Chen Mo looked up and asked, "What kind of food do you have here?"

“Oh, we’ve got instant noodles,” she answered quickly. “Pickled pepper, spicy, or the sauerkraut mushroom kind?”

“Nothing else?”

“Uh… no.”

At that moment, Li Rui and his gang came out from inside.

As they passed the front desk, Li Rui deliberately bumped into Chen Mo’s shoulder, pointing at him as he snarled, "Chen Mo, I’ll remember this. You’d better watch out."

The glass door opened and closed, and the group quickly disappeared. The cashier looked at Chen Mo with concern. "Shouldn’t you tell a teacher? Those guys are always causing trouble. I’m worried they’ll come after you again."

Chen Mo picked up his cigarettes and lighter, smiling faintly. “Don’t worry about it.”

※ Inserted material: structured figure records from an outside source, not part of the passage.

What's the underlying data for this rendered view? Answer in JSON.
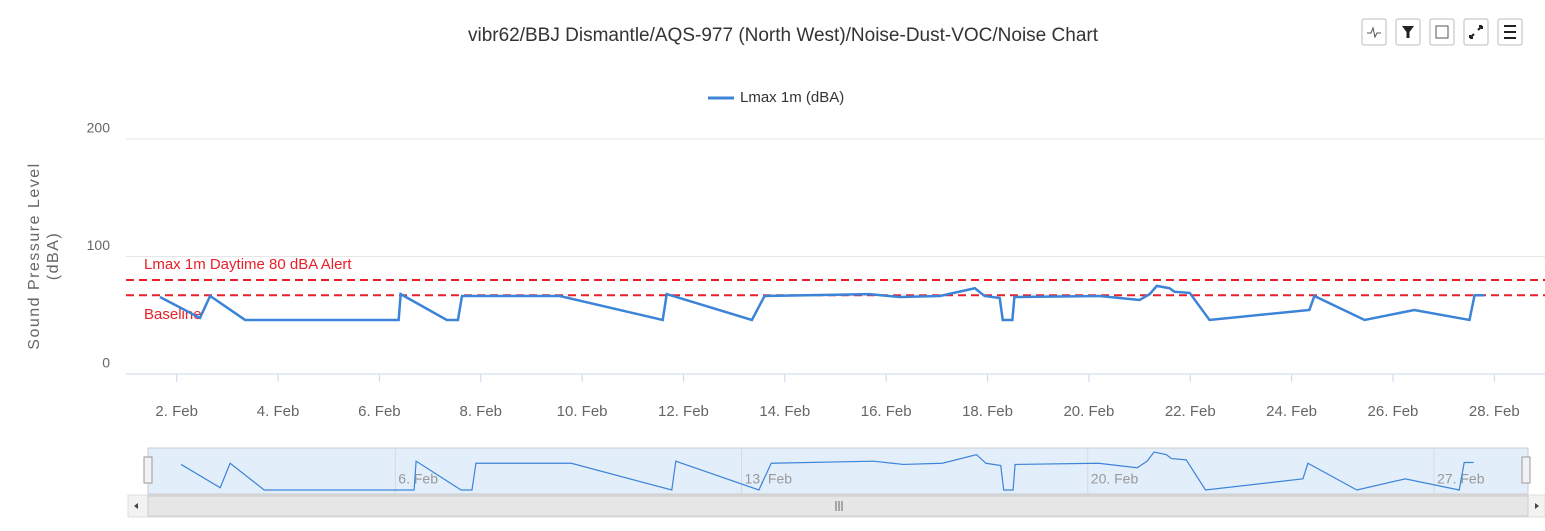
{
  "chart_data": {
    "type": "line",
    "title": "vibr62/BBJ Dismantle/AQS-977 (North West)/Noise-Dust-VOC/Noise Chart",
    "ylabel": "Sound Pressure Level (dBA)",
    "ylim": [
      0,
      200
    ],
    "yticks": [
      0,
      100,
      200
    ],
    "xlim": [
      1,
      29
    ],
    "xticks": [
      {
        "value": 2,
        "label": "2. Feb"
      },
      {
        "value": 4,
        "label": "4. Feb"
      },
      {
        "value": 6,
        "label": "6. Feb"
      },
      {
        "value": 8,
        "label": "8. Feb"
      },
      {
        "value": 10,
        "label": "10. Feb"
      },
      {
        "value": 12,
        "label": "12. Feb"
      },
      {
        "value": 14,
        "label": "14. Feb"
      },
      {
        "value": 16,
        "label": "16. Feb"
      },
      {
        "value": 18,
        "label": "18. Feb"
      },
      {
        "value": 20,
        "label": "20. Feb"
      },
      {
        "value": 22,
        "label": "22. Feb"
      },
      {
        "value": 24,
        "label": "24. Feb"
      },
      {
        "value": 26,
        "label": "26. Feb"
      },
      {
        "value": 28,
        "label": "28. Feb"
      }
    ],
    "grid": true,
    "legend": "top",
    "plot_lines": [
      {
        "value": 80,
        "label": "Lmax 1m Daytime 80 dBA Alert",
        "color": "#e8202a"
      },
      {
        "value": 67,
        "label": "Baseline",
        "color": "#e8202a"
      }
    ],
    "series": [
      {
        "name": "Lmax 1m (dBA)",
        "color": "#3c84d8",
        "x": [
          1.67,
          2.46,
          2.66,
          3.35,
          6.38,
          6.42,
          7.33,
          7.55,
          7.63,
          9.56,
          11.59,
          11.67,
          13.35,
          13.6,
          15.67,
          16.27,
          17.06,
          17.75,
          17.94,
          18.24,
          18.3,
          18.49,
          18.53,
          20.21,
          21.0,
          21.2,
          21.34,
          21.59,
          21.69,
          21.99,
          22.38,
          24.35,
          24.45,
          25.44,
          26.42,
          27.51,
          27.61,
          27.8
        ],
        "values": [
          65.5,
          47.7,
          66.4,
          46,
          46,
          68,
          46,
          46,
          66.4,
          66.4,
          46,
          68,
          46,
          66.4,
          68,
          65.5,
          66.4,
          73,
          66.4,
          64.7,
          46,
          46,
          65.5,
          66.4,
          63,
          68,
          75,
          73,
          70,
          69,
          46,
          54.5,
          66.4,
          46,
          54.5,
          46,
          67,
          67
        ]
      }
    ],
    "navigator": {
      "xlim": [
        1,
        28.9
      ],
      "xticks": [
        {
          "value": 6,
          "label": "6. Feb"
        },
        {
          "value": 13,
          "label": "13. Feb"
        },
        {
          "value": 20,
          "label": "20. Feb"
        },
        {
          "value": 27,
          "label": "27. Feb"
        }
      ]
    }
  }
}
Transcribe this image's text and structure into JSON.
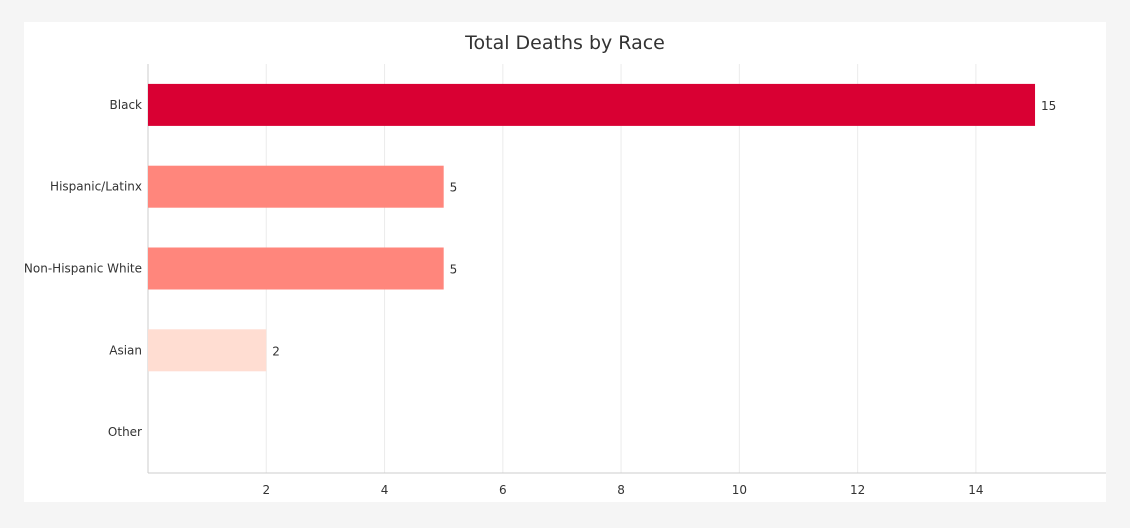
{
  "chart_data": {
    "type": "bar",
    "orientation": "horizontal",
    "title": "Total Deaths by Race",
    "xlabel": "",
    "ylabel": "",
    "categories": [
      "Black",
      "Hispanic/Latinx",
      "Non-Hispanic White",
      "Asian",
      "Other"
    ],
    "values": [
      15,
      5,
      5,
      2,
      0
    ],
    "data_labels": [
      "15",
      "5",
      "5",
      "2",
      ""
    ],
    "bar_colors": [
      "#d90033",
      "#ff867c",
      "#ff867c",
      "#ffddd2",
      "#ffddd2"
    ],
    "xlim": [
      0,
      16.2
    ],
    "xticks": [
      2,
      4,
      6,
      8,
      10,
      12,
      14
    ],
    "grid": true,
    "legend": "none"
  },
  "colors": {
    "background": "#f5f5f5",
    "panel": "#ffffff",
    "grid": "#ebebeb",
    "axis": "#cccccc",
    "text": "#333333"
  }
}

The girl didn’t know what else to say, so she asked, “Do you still want the noodles?”

“No need.” He turned and headed toward the back of the cafe, leaving behind a parting line: "I'm on a health kick lately. No instant food."

As the girl watched him walk away, tearing open the cigarette pack, stuffing the wrapper into his pocket, and expertly tapping out a cigarette, she couldn’t help but wonder.

Was this guy really trying to "maintain his health?"